The most compelling recent study on this point was produced in October 2009 by Robert Pollin and Heidi Garrett-Peltier of the University of Massachusetts, Amherst. Using data from the Department of Commerce, the authors looked at four areas of investment: education, the military, renewable power, and fossil-fuel energy.
"By a significant margin," Pollin writes in a Boston Review article describing the report's conclusions, "education is the most effective source of job creation among these alternatives--roughly 29 jobs per $1 million in spending." This included both direct employment (of teachers and other personnel), jobs created indirectly by investment in this sector (those, say, of suppliers selling photocopiers or paper to the schools), and "induced" jobs (in businesses supported when teachers spend their salaries on other good and services). "Clean-energy investments are second, with about seventeen jobs per $1 million of spending. The U.S. military creates about twelve jobs, while spending within the fossil-fuel sector creates about five jobs per $1 million."
There are several reasons why military spending ends up near the back of the pack. The inefficiency of the "cost-plus" system is one. Pointing to another, analyst William Hartung of the Center for International Policy explains, "more of the military dollar goes to capital, as opposed to labor, than do the expenditures in the other job categories." He cites the example of the F-35 Joint Strike Fighter. With the cost of materials and other overhead high, a mere 1.5 percent of the money spent on each aircraft goes toward labor costs for manufacturing and assembling planes in the F-35's main plant in Fort Worth, Texas.

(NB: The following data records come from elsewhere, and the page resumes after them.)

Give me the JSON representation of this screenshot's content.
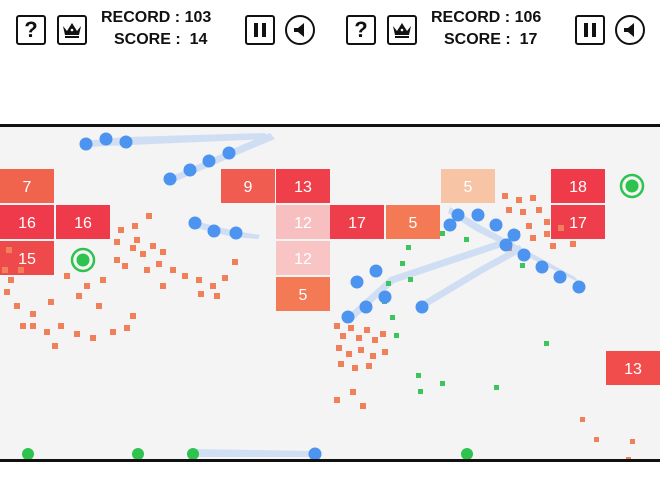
{
  "left": {
    "record_label": "RECORD :",
    "record_value": "103",
    "score_label": "SCORE :",
    "score_value": "14",
    "help_label": "?",
    "blocks": [
      {
        "value": "7",
        "color": "#f0644e"
      },
      {
        "value": "16",
        "color": "#ee3a4a"
      },
      {
        "value": "16",
        "color": "#ee3a4a"
      },
      {
        "value": "15",
        "color": "#ee4a4c"
      },
      {
        "value": "9",
        "color": "#f05c50"
      },
      {
        "value": "13",
        "color": "#ef3f4b"
      },
      {
        "value": "12",
        "color": "#f8bfc0"
      },
      {
        "value": "12",
        "color": "#f8c4c4"
      },
      {
        "value": "5",
        "color": "#f37a55"
      }
    ]
  },
  "right": {
    "record_label": "RECORD :",
    "record_value": "106",
    "score_label": "SCORE :",
    "score_value": "17",
    "help_label": "?",
    "blocks": [
      {
        "value": "5",
        "color": "#f7c4a6"
      },
      {
        "value": "18",
        "color": "#ef3a4a"
      },
      {
        "value": "17",
        "color": "#ee3e4b"
      },
      {
        "value": "17",
        "color": "#ee3e4b"
      },
      {
        "value": "5",
        "color": "#f37a55"
      },
      {
        "value": "13",
        "color": "#f24d4d"
      }
    ]
  },
  "colors": {
    "ball": "#4d94f0",
    "power_ring": "#2ec24e",
    "particle_orange": "#f0805a",
    "particle_green": "#3ec45c",
    "field_bg": "#f4f4f4"
  },
  "icons": [
    "help-icon",
    "crown-icon",
    "pause-icon",
    "sound-icon"
  ]
}
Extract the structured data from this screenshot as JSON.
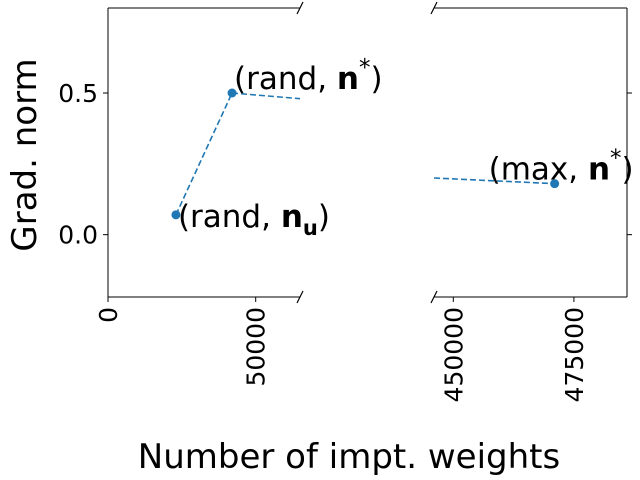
{
  "chart_data": {
    "type": "scatter",
    "broken_x_axis": true,
    "xlabel": "Number of impt. weights",
    "ylabel": "Grad. norm",
    "ylim": [
      -0.22,
      0.8
    ],
    "yticks": [
      0.0,
      0.5
    ],
    "ytick_labels": [
      "0.0",
      "0.5"
    ],
    "panels": [
      {
        "xlim": [
          0,
          65000
        ],
        "xticks": [
          0,
          50000
        ],
        "xtick_labels": [
          "0",
          "50000"
        ]
      },
      {
        "xlim": [
          446000,
          486000
        ],
        "xticks": [
          450000,
          475000
        ],
        "xtick_labels": [
          "450000",
          "475000"
        ]
      }
    ],
    "series": [
      {
        "color": "#1f77b4",
        "points": [
          {
            "x": 23000,
            "y": 0.07,
            "label_main": "(rand, ",
            "label_bold": "n",
            "label_sub": "u",
            "label_sup": "",
            "label_end": ")"
          },
          {
            "x": 42000,
            "y": 0.5,
            "label_main": "(rand, ",
            "label_bold": "n",
            "label_sub": "",
            "label_sup": "*",
            "label_end": ")"
          },
          {
            "x": 471000,
            "y": 0.18,
            "label_main": "(max, ",
            "label_bold": "n",
            "label_sub": "",
            "label_sup": "*",
            "label_end": ")"
          }
        ],
        "dashed_segments": [
          [
            {
              "x": 23000,
              "y": 0.07
            },
            {
              "x": 42000,
              "y": 0.5
            }
          ],
          [
            {
              "x": 42000,
              "y": 0.5
            },
            {
              "x": 65000,
              "y": 0.48
            }
          ],
          [
            {
              "x": 446000,
              "y": 0.2
            },
            {
              "x": 471000,
              "y": 0.18
            }
          ]
        ]
      }
    ]
  }
}
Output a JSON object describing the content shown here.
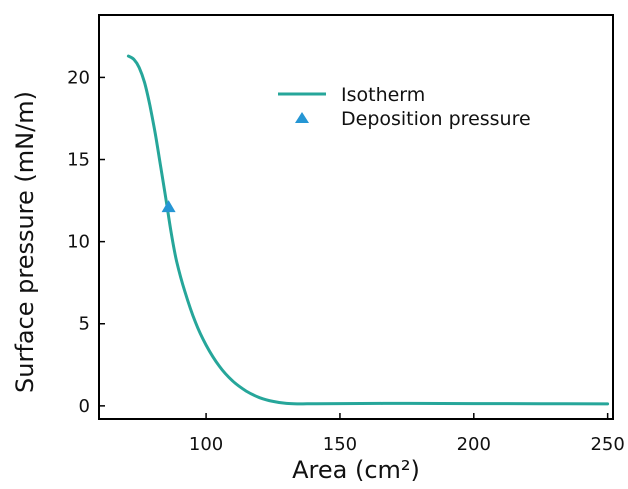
{
  "chart_data": {
    "type": "line",
    "title": "",
    "xlabel": "Area (cm²)",
    "ylabel": "Surface pressure (mN/m)",
    "xlim": [
      60,
      252
    ],
    "ylim": [
      -0.8,
      23.8
    ],
    "xticks": [
      100,
      150,
      200,
      250
    ],
    "yticks": [
      0,
      5,
      10,
      15,
      20
    ],
    "grid": false,
    "legend_position": "top-right",
    "series": [
      {
        "name": "Isotherm",
        "type": "line",
        "color": "#26a69a",
        "x": [
          71,
          73,
          75,
          77,
          79,
          81,
          83,
          85,
          87,
          89,
          92,
          96,
          100,
          105,
          110,
          115,
          120,
          125,
          130,
          135,
          140,
          150,
          175,
          200,
          225,
          250
        ],
        "y": [
          21.3,
          21.1,
          20.6,
          19.7,
          18.3,
          16.6,
          14.6,
          12.6,
          10.5,
          8.8,
          7.0,
          5.1,
          3.7,
          2.4,
          1.5,
          0.9,
          0.5,
          0.27,
          0.15,
          0.12,
          0.13,
          0.14,
          0.15,
          0.14,
          0.13,
          0.12
        ]
      },
      {
        "name": "Deposition pressure",
        "type": "scatter",
        "marker": "triangle",
        "color": "#2596d4",
        "x": [
          86
        ],
        "y": [
          12.1
        ]
      }
    ]
  }
}
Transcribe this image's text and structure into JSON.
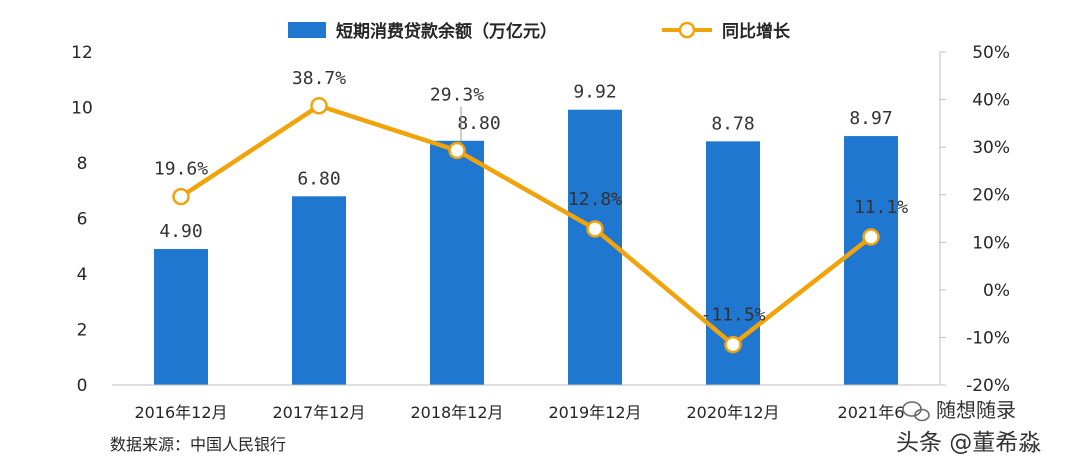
{
  "chart_data": {
    "type": "bar",
    "categories": [
      "2016年12月",
      "2017年12月",
      "2018年12月",
      "2019年12月",
      "2020年12月",
      "2021年6"
    ],
    "series": [
      {
        "name": "短期消费贷款余额（万亿元）",
        "type": "bar",
        "axis": "left",
        "values": [
          4.9,
          6.8,
          8.8,
          9.92,
          8.78,
          8.97
        ],
        "labels": [
          "4.90",
          "6.80",
          "8.80",
          "9.92",
          "8.78",
          "8.97"
        ],
        "color": "#1F77D0"
      },
      {
        "name": "同比增长",
        "type": "line",
        "axis": "right",
        "values": [
          19.6,
          38.7,
          29.3,
          12.8,
          -11.5,
          11.1
        ],
        "labels": [
          "19.6%",
          "38.7%",
          "29.3%",
          "12.8%",
          "-11.5%",
          "11.1%"
        ],
        "color": "#F0A30A"
      }
    ],
    "y_left": {
      "range": [
        0,
        12
      ],
      "ticks": [
        0,
        2,
        4,
        6,
        8,
        10,
        12
      ],
      "tick_labels": [
        "0",
        "2",
        "4",
        "6",
        "8",
        "10",
        "12"
      ]
    },
    "y_right": {
      "range": [
        -20,
        50
      ],
      "ticks": [
        -20,
        -10,
        0,
        10,
        20,
        30,
        40,
        50
      ],
      "tick_labels": [
        "-20%",
        "-10%",
        "0%",
        "10%",
        "20%",
        "30%",
        "40%",
        "50%"
      ]
    },
    "grid": false,
    "legend_position": "top-center",
    "source": "数据来源：中国人民银行"
  },
  "watermarks": {
    "wechat": "随想随录",
    "toutiao": "头条 @董希淼"
  }
}
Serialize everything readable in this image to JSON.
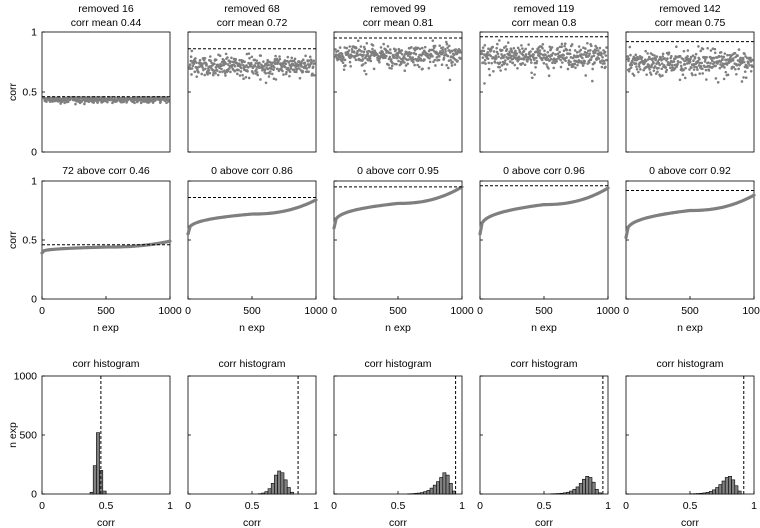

A third issue is "leakage." Military spending that takes place outside of the country--say, in Iraq, Afghanistan, Libya, or one of the many U.S. bases abroad--has less economic benefit for the United States, since some of the stimulus created instead benefits foreign economies. Green technology, as a counter-example, produces more significant ripple effects at home.
Nevertheless, Pentagon boosters such as Loren Thompson are not persuaded. They argue that military-related jobs tend to pay more, and therefore workers in this industry have a greater impact on the rest of the economy. Yet this is not true compared to education, Pollin notes, where average pay is higher than in defense. Nor is it, in itself, an adequate reason to support a given sector. No doubt, public efforts to spur employment must be attentive to producing jobs that pay living wages. But this cannot be the only measure of value for public spending.
Melman offered a wider vision for doing right on jobs. The years following World War II--when America converted much of its war-making industrial might into civilian manufacturing capability--loomed large in his proposals for a demilitarized society. Through the end of his life in 2004, he pictured military laboratories becoming public hospitals, bases becoming industrial parks and green spaces, and arms factories being retrofitted to make farm machinery or communications satellites. His was the noble prophecy of swords beaten into ploughshares, re-imagined for an America in its industrial prime.
Yet even if we undertake nothing so ambitious as what Melman dreamed, we can be smarter about what we choose to support with our public funds, and what we decide to cut from our government's budgets. "Arms, more arms, and ever more arms" is no path to a just society. And it is no worthwhile strategy for creating jobs.